[R-sig-ME] lme capable of running with missing data?

Douglas Bates bates at stat.wisc.edu
Tue Feb 7 00:39:01 CET 2012


On Fri, Feb 3, 2012 at 8:20 PM, Rolf Turner <r.turner at auckland.ac.nz> wrote:
> On 04/02/12 14:45, Kenneth Frost wrote:
>>
>> On 02/03/12, Charles Determan Jr   wrote:
>>>
>>> Kevin,
>>>
>>> I understand that but then how is SAS accomplishing the interactions?
>>
>>
>> I have been following this conversation a little bit and this seems to be
>> the right question to ask. I would also like to know the answer. However,
>> this could be the wrong venue to get an answer to this question.
>
> <SNIP>
>
> It may be the case that fortune(203) is relevant here! :-)

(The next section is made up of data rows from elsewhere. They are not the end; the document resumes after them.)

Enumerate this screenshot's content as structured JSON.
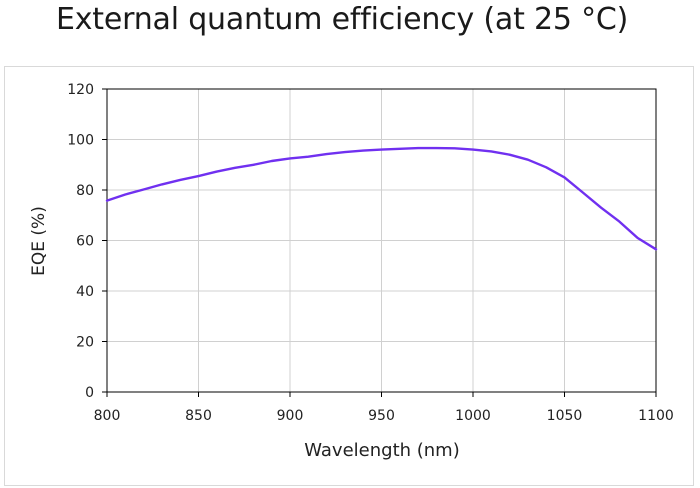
{
  "page": {
    "title": "External quantum efficiency (at 25 °C)"
  },
  "chart_data": {
    "type": "line",
    "title": "External quantum efficiency (at 25 °C)",
    "xlabel": "Wavelength (nm)",
    "ylabel": "EQE (%)",
    "xlim": [
      800,
      1100
    ],
    "ylim": [
      0,
      120
    ],
    "x_ticks": [
      800,
      850,
      900,
      950,
      1000,
      1050,
      1100
    ],
    "y_ticks": [
      0,
      20,
      40,
      60,
      80,
      100,
      120
    ],
    "grid": true,
    "legend": "none",
    "series": [
      {
        "color": "#7030f0",
        "x": [
          800,
          810,
          820,
          830,
          840,
          850,
          860,
          870,
          880,
          890,
          900,
          910,
          920,
          930,
          940,
          950,
          960,
          970,
          980,
          990,
          1000,
          1010,
          1020,
          1030,
          1040,
          1050,
          1060,
          1070,
          1080,
          1090,
          1100
        ],
        "y": [
          75.8,
          78.2,
          80.2,
          82.2,
          84.0,
          85.5,
          87.3,
          88.8,
          90.0,
          91.5,
          92.5,
          93.2,
          94.2,
          95.0,
          95.6,
          96.0,
          96.3,
          96.6,
          96.6,
          96.5,
          96.0,
          95.3,
          94.0,
          92.0,
          89.0,
          85.0,
          79.0,
          73.0,
          67.5,
          61.0,
          56.5
        ]
      }
    ]
  }
}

Mathematical impossibilty, no (fortune(203) refers to obtaining
negative estimates of variance components, IIRC).  The problem here is
determining a full-rank model matrix for a model with interactions and
missing cells.  Because SAS uses the sweep operator in solving least
squares problems it does not encounter problems with rank deficiency.
(I am sorely tempted to make remarks about "sweeping them under the
carpet".)  In fact, SAS expects to handle rank deficiencies because it
generates a redundant set of indicators for each factor variable then
prunes them on the fly.

The approach in R is to generate a model matrix that should be of
full-rank except in circumstances like this and to check for rank
deficiency.  There is special code in the version of the QR
decomposition used with R to detect rank deficiency and pivot the
offending columns out but keep the others in their original order.

Dirk Eddelbuettel and I explored several approaches to handling such
rank deficiency in the vignette accompanying the RcppEigen package
(http://cran.us.r-project.org/web/packages/RcppEigen/vignettes/RcppEigen-intro-nojss.pdf).
 The development version of lme4 (called lme4Eigen on the R-forge
project site) detects rank deficiency earlier in the calculation but
does not yet repair the rank deficiency.  Using the column-pivoted QR
decomposition is probably the best approach but even then it would be
necessary to find the columns that are linear dependent on columns to
their left then drop only those columns.  It is not impossible by any
means, it just requires some work and is not high on the priority list
right now.

Regarding type III tests, I have forgotten which ones they are.  Are
they the sequential sums of squares or the ones where you drop the
main effect but keep the interactions thereby rendering your null
model nonsensical is most cases?
All the silliness about Types I, II, III and IV sums of squares and
tests was formulated when fitting any model was difficult (see
fortune("JCL")).  So doing a hypothesis test by fitting the null model
and fitting the alternative model and comparing the results would take
much much longer than doing a lot of linear algebra gymnastics on the
fit of the full or alternative model.  That is no longer the case.  If
you really want to perform a hypothesis test then formulate it in
terms of models, fit them and compare them.  It's not difficult and
has the undeniable advantage of forcing you to think about the model
and whether it makes sense.  Read Bill Venables' famous unpublished
paper "Exegeses on Linear Models" (just put the name in a search
engine).  (By the way, Bill is going to be at the useR conference in
Nashville in July so maybe if a bunch of us ganged up on him he could
be convinced to submit a version of that paper for publication.)